C’est là que la nécessité de penser l’impensable, formulée dans notre méthode d’anticipation politique, intervient. La tendance à penser que les choses qui sont là vont durer, à laquelle nous sommes tous naturellement enclins, est un « obstacle » à la pensée de l’avenir. Concernant le sujet qui nous intéresse, la puissance américaine repose depuis le milieu du XXe siècle sur deux piliers, la supériorité de sa puissance militaire et l’influence internationale sans pareille de sa monnaie. Si ces deux éléments ont été jusqu’à aujourd’hui des constantes, elles ne sont pas pour autant éternelles. Notre rôle est donc d’observer chaque jour leur évolution et de réunir des faits du présent et de l’avenir permettant d’argumenter en faveur de la continuité ou de la rupture de ces constantes. Plus ces constantes sont structurantes et inscrites dans le long terme, plus il devient compliqué de penser la rupture. C’est pourquoi penser l’impensable, pour être capable de penser la rupture est l’une des clés de l’anticipation. Rien n’étant éternel, il finira bien par y avoir rupture. La question est d’abord quand, mais surtout à quoi ces « constantes » d’un paradigme donné laisseront-elles place ?

L’armée américaine et le dollar comme les deux jambes de l’Oncle Sam à la conquête du monde ont été théorisées à la fin de la Seconde Guerre Mondiale et consolidées tout au long de la Guerre Froide. C’est en cela que dans notre numéro de septembre nous avons évoqué une véritable fin de la Guerre Froide dans notre analyse du retrait américain d’Afghanistan. Cette ère géopolitique n’a pas cessé en 1991. Cette date marque l’acceptation de la défaite par le camp soviétique et aboutit sur un règne sans partage du vainqueur, soit une rupture mais pas un changement de paradigme complet, le modèle de puissance américain restant inchangé. D’ailleurs les habitants de l’URSS avaient peu de mal à imaginer ce à quoi un monde post-soviétique pourrait ressembler, ils avaient le modèle libéral en contre-point. Le règne sans partage des Etats-Unis s’est étendu, aujourd’hui il s’effrite. Pendant ce temps d’autres puissances se sont constituées et ont émergé.

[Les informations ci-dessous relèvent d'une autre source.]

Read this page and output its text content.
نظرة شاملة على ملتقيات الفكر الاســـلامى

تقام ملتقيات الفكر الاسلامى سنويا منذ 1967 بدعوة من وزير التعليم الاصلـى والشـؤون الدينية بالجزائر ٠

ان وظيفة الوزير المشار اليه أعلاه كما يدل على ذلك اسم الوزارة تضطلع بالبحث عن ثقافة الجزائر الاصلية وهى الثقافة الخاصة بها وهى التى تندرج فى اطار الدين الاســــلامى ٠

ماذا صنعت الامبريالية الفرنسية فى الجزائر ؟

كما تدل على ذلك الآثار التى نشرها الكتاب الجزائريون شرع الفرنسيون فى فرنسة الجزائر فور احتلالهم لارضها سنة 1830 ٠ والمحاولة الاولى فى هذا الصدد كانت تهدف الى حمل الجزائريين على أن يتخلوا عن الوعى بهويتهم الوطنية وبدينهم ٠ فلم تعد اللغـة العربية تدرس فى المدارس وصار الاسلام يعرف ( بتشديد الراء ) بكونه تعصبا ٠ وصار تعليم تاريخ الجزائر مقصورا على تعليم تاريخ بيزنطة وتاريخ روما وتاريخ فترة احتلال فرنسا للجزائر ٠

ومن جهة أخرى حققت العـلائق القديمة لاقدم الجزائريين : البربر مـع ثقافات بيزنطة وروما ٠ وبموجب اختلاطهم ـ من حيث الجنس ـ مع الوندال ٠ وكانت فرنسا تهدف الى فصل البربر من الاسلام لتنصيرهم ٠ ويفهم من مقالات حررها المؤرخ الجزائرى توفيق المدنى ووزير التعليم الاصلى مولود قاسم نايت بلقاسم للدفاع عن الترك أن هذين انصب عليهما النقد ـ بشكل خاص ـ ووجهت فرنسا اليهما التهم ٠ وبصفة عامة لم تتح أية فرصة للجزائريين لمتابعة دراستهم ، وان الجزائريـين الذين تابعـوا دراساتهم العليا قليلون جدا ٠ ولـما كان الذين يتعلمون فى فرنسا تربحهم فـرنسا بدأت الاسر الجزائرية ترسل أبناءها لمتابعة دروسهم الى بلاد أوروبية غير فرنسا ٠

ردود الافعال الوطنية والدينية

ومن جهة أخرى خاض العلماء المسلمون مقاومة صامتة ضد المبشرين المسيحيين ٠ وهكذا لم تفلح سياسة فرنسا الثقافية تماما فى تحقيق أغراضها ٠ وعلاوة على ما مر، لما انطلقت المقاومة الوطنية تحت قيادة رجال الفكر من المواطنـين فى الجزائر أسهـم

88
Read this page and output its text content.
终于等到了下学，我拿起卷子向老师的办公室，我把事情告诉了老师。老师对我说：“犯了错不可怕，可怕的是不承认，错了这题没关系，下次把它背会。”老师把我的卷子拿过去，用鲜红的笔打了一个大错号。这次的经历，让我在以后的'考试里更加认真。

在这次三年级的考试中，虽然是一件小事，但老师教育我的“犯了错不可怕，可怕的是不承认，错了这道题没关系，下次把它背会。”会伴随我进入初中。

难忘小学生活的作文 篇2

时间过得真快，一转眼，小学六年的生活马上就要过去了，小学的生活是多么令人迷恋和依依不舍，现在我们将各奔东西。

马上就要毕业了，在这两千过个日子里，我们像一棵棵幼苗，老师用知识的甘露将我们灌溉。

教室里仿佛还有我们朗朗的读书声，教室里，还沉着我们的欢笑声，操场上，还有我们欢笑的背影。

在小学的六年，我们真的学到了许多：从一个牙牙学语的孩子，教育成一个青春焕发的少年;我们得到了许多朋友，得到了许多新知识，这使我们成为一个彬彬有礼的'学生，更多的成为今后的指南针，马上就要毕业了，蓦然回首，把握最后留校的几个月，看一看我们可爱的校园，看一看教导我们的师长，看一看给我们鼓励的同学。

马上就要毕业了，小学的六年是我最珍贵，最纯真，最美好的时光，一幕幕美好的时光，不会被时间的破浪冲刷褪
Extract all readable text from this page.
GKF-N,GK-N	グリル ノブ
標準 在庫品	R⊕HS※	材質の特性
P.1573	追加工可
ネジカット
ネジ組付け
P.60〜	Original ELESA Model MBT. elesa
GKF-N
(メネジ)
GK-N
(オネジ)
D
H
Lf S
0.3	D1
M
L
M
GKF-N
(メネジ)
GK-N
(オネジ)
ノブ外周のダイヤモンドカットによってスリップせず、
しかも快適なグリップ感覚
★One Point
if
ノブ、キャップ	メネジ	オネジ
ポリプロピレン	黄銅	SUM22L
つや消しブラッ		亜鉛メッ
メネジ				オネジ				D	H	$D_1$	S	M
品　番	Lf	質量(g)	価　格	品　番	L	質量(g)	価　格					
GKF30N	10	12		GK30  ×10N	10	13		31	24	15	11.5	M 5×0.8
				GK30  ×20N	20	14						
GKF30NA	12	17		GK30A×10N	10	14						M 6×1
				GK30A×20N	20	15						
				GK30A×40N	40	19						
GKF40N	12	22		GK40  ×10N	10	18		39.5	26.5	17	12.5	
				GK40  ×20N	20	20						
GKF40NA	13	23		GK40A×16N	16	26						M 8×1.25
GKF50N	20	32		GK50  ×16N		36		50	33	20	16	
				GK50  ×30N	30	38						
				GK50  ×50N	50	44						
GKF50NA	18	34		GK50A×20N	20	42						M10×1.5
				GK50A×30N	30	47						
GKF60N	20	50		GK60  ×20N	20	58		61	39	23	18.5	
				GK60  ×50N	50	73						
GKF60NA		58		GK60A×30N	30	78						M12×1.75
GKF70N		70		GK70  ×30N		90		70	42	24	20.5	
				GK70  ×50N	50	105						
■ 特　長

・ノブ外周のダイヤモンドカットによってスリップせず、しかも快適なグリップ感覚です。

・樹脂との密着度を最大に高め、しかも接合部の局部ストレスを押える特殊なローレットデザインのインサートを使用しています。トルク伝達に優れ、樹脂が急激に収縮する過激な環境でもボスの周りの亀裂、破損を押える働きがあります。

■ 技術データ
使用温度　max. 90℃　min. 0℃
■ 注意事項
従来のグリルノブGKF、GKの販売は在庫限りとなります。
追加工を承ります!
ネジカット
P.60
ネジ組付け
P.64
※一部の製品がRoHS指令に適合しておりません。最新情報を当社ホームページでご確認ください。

Aujourd’hui quel est le contre-modèle ? Nous avons décrit à de nombreuses reprises la multipolarisation du monde, mais cette tendance ne constitue pas un modèle complet. Le rival objectif des Etats-Unis est la Chine. Mais dire que le modèle chinois pourrait s’étendre au reste de la planète est-il réaliste ? Les différentes institutions internationales ont expérimenté des modèles de gouvernance intergouvernemental ou supranational. L’un d’entre eux est-il suffisamment convaincant pour s’imposer de lui-même ? Les sociétés multinationales du numérique atteignent des aspects de notre vie quotidienne toujours plus nombreux, créant de facto une nouvelle forme d’organisation de nos sociétés. Ont-elles la capacité de régir la société dans son ensemble ?

Encore une fois, nous obtenons plus de questions que réponses… Dans notre prochain numéro, c’est promis, nous tâcherons d’apporter des éléments de réponse, mais surtout, nous nous efforcerons encore et toujours de penser l’impensable, d’identifier les ruptures, d’anticiper les changements, pour que l’avenir s’éclaircisse, pour nous comme pour nos lecteurs.